Molly Christie González Head Shot.jpg

Molly Christie

Molly Christie González is an Assistant Professor in Dance/Dance Education at the University of Massachusetts Amherst, and The Five College Dance Department.

She received her MFA in Dance Performance and Choreography and an MA in Dance Education with Pre-K-12 Teacher Certification from the College at Brockport, and a BFA in Modern Dance from the University of the Arts. She is an artist/scholar/educator whose artistic practice and training is dually rooted in modern dance and traditional dance and music languages. She has taught extensively within elementary through university level school and community settings for over twenty years, designing curriculum and directing programs for children through adults within diverse dance educational and performance environments, as well as in the Pilates and HIV/AIDS risk reduction education fields.

Molly’s teaching philosophy, choreography and research is grounded in thirty years of experience in Katherine Dunham Technique and Philosophies.
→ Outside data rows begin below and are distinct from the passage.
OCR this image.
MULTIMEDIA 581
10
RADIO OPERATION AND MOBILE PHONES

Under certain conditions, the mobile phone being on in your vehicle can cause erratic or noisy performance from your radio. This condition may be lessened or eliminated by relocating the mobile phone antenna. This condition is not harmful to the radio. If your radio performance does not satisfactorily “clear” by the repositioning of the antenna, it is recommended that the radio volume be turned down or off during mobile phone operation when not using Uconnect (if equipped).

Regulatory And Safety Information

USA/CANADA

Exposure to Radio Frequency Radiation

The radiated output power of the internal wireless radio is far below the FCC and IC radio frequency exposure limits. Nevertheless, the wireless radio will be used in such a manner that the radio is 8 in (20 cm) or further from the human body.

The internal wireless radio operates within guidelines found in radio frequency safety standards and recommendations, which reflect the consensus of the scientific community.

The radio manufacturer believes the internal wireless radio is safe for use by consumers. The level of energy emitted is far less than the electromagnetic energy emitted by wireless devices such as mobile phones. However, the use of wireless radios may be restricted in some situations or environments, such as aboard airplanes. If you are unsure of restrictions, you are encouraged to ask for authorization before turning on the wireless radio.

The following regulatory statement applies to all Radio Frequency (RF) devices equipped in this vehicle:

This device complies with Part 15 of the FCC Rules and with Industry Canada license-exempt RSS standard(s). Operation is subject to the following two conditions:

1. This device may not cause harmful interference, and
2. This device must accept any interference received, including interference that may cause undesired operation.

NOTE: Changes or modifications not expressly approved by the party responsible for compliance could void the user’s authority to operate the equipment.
She was personally certified by Ms. Dunham in 2004 as a teacher, after having served as a technique demonstrator for her and other Dunham master teachers. Molly is on the board of the Institute for Dunham Technique Certification, an international teacher certification program, and is Chair of the Pedagogy and Academic Exam Committees. She has presented on Katherine Dunham’s legacy at the New York Dance Critics Association Conference and the Dance on Camera Festival, and has been on the faculty of both the Annual Dunham Technique Seminar and the Dunham Technique Certification Workshops. Molly is honored to carry on the Dunham legacy through her ongoing research examining the application and relevancy of Dunham’s methodologies within arts education, and as a choreographic model.

Molly has conducted dance and music research in Havana, Cuba, Rio De Janeiro and Salvador Bahia, Brazil, and San Juan, Puerto Rico, and in 2000 received a Leeway Foundation grant to study dance and music in Dakar, Senegal. She co-founded Trio Dourado Brazilian Dance Company and Cuban Latin Cabaret Productions, and has performed, choreographed, and costumed for a range of modern, Brazilian, Cuban and West African based companies. As an artist and scholar she has focused on the translation of traditional religious and social dance and music forms, as they transition from their original settings and functions to the presentational modern concert dance stage. She has been Guest Artist for the College at Brockport’s Sankofa African Dance and Drum Ensemble and at SUNY Geneseo.

Prior to joining the faculty at UMass and the Five College Dance Department, she was an adjunct professor at Morrisville State College, Bard College at Simon’s Rock, and Bard Academy, and developed the middle and high school dance programs at an arts-integrated Expeditionary Learning school in Buffalo, NY.